In the bowels of a Bolivian mine that made the Spanish empire fabulously wealthy 500 years ago, high prices are driving a new silver rush -- with tragic consequences.

Text size:

Lured by soaring prices for silver and tin, youths like Efrain Villaca are risking their lives to try find new seams in Cerro Rico (literally, Rich Mountain) outside the town of Potosi.

Cerro Rico, a UN World Heritage Site which sits at 4,800 meters in the Andean high plains, was so flush with silver in the 16th century it produced a Spanish idiom: "valer un Potosi" (to be worth a fortune).

With silver now trading an around $87 per ounce, up from under $20 four years ago, there's money to be made again for those who venture underground. They average about $1,000 a month, more than twice the minimum wage.

But they work at their peril.

Cerro Rico, which is riddled with tunnels, is slowly collapsing in on itself.

Villaca, 28, nearly lost consciousness inside the mine after being poisoned by carbon monoxide.

"I went in to look for silver veins...and when I was going in, I felt like I was suffocating. I couldn't breathe," he told AFP.

Villaca emerged unscathed but in January and February, at least 32 miners died in Potosi department, home to several silver mines, according to the government ombudsman's Office.

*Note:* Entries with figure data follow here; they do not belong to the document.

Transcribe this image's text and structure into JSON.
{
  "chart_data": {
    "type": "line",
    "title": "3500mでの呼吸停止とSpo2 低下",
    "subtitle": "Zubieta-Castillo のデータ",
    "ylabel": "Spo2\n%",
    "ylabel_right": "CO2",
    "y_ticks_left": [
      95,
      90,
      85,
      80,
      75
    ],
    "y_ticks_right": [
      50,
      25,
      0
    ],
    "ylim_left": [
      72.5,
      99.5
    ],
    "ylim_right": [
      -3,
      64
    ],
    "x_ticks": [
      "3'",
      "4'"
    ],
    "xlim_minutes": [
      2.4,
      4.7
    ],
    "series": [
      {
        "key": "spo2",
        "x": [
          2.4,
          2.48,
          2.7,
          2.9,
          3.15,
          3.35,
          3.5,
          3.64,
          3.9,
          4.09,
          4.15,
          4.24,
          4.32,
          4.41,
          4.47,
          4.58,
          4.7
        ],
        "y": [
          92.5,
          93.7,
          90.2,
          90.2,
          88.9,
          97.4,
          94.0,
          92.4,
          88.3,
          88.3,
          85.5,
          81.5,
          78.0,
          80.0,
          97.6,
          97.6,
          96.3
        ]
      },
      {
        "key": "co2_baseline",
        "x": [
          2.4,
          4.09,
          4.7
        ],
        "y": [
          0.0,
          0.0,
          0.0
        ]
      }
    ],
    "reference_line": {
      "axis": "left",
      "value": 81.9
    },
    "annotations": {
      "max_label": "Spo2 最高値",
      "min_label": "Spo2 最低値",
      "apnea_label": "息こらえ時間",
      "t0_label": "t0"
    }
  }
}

Efrain Limache, 24, saw two of his friends plunge to their deaths in the Porco silver mine, also in Potosi, and says he himself survived a 50-meter fall from an elevator.

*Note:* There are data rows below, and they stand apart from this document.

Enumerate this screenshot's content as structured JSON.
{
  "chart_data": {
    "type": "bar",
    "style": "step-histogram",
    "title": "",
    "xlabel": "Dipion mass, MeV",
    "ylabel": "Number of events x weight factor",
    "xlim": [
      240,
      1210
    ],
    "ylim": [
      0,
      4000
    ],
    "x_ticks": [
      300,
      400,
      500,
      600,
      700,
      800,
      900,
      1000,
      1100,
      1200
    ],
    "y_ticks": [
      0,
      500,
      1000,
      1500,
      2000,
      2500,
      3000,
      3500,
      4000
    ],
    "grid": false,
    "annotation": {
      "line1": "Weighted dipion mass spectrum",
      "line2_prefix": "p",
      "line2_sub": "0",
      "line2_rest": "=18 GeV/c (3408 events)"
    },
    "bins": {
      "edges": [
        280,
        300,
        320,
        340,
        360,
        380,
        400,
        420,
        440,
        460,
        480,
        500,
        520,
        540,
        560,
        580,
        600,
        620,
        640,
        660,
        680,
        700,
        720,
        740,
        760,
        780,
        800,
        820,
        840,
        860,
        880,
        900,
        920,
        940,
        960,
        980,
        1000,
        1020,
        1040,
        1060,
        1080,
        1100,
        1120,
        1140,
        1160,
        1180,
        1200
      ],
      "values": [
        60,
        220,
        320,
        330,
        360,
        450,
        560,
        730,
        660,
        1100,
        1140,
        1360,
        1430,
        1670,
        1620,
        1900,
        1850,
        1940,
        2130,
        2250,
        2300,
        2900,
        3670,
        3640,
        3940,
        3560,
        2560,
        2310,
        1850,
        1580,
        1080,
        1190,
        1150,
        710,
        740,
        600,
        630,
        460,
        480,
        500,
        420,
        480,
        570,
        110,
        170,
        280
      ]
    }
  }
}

"In all of Bolivia, and I would venture to say in all of South America, Potosi has the highest number of deaths from mining work," Jackeline Alarcon, a lawyer for the ombudsman's office, told AFP.

The rise in deaths - from 77 in 2022 to 123 last year -- has tracked soaring silver and tin prices, which have smashed records on the back of insatiable demand from the tech and green energy sectors.

Silver, of which Bolivia was the world's fourth-largest producer in 2024, according to the US Geological Survey, is an essential material in solar panels and electric vehicles.

In January, the metal hit $121 per ounce but has settled at under $90.

Tin, which is used in semiconductors, has tripled in price in four years to over $54,000 per ton.

China, the world's biggest producer of both electric vehicles and solar panels, is the largest buyer of Bolivian silver.

Exports of the metal to the Asian giant rose to $532 million in 2024, up 88 percent in two years.

- 'Near slavery' -

The miners work shifts in Cerro Rico, using hammers and chisels to extract large chunks of rock from which they extract the ore.

The mine is managed by dozens of cooperatives, whose members traditionally did the hard graft.

But "with the high prices, they have stopped working themselves and hired people to do their work instead," mining researcher Hector Cordova told AFP, describing "a state of near slavery."

The young recruits have no medical insurance.

They chew coca leaves for energy -- a tradition in Bolivia, where the leaves help keep hunger and altitude sickness at bay -- and some swig a 96% strength alcohol.

None of those AFP saw on a visit to the mine wore masks to protect against carbon monoxide poisoning or any other safety equipment, besides helmets.

"We never know if we'll come out safe and sound," said Limache.

Mining Minister Marco Calderon assured AFP that cooperative miners would receive safety training, at their request but he made no mention of the fate of illegal miners.

- Children killed -

Giovanna Zamorano, an emergency room doctor at Bracamonte Hospital in Potosi, has treated a growing number of injuries among young miners.

"There are more and more deaths," she said, adding that most of the victims were aged between 20 and 25 but that at least one was underage.

The metals boom has sparked an influx of young people to Potosi from other departments, Alarcon, of the Ombudsman's Office said.

"Unfortunately, those in power," he said, "don't see Potosi as a heritage site."

"They see it as just a seam," he said.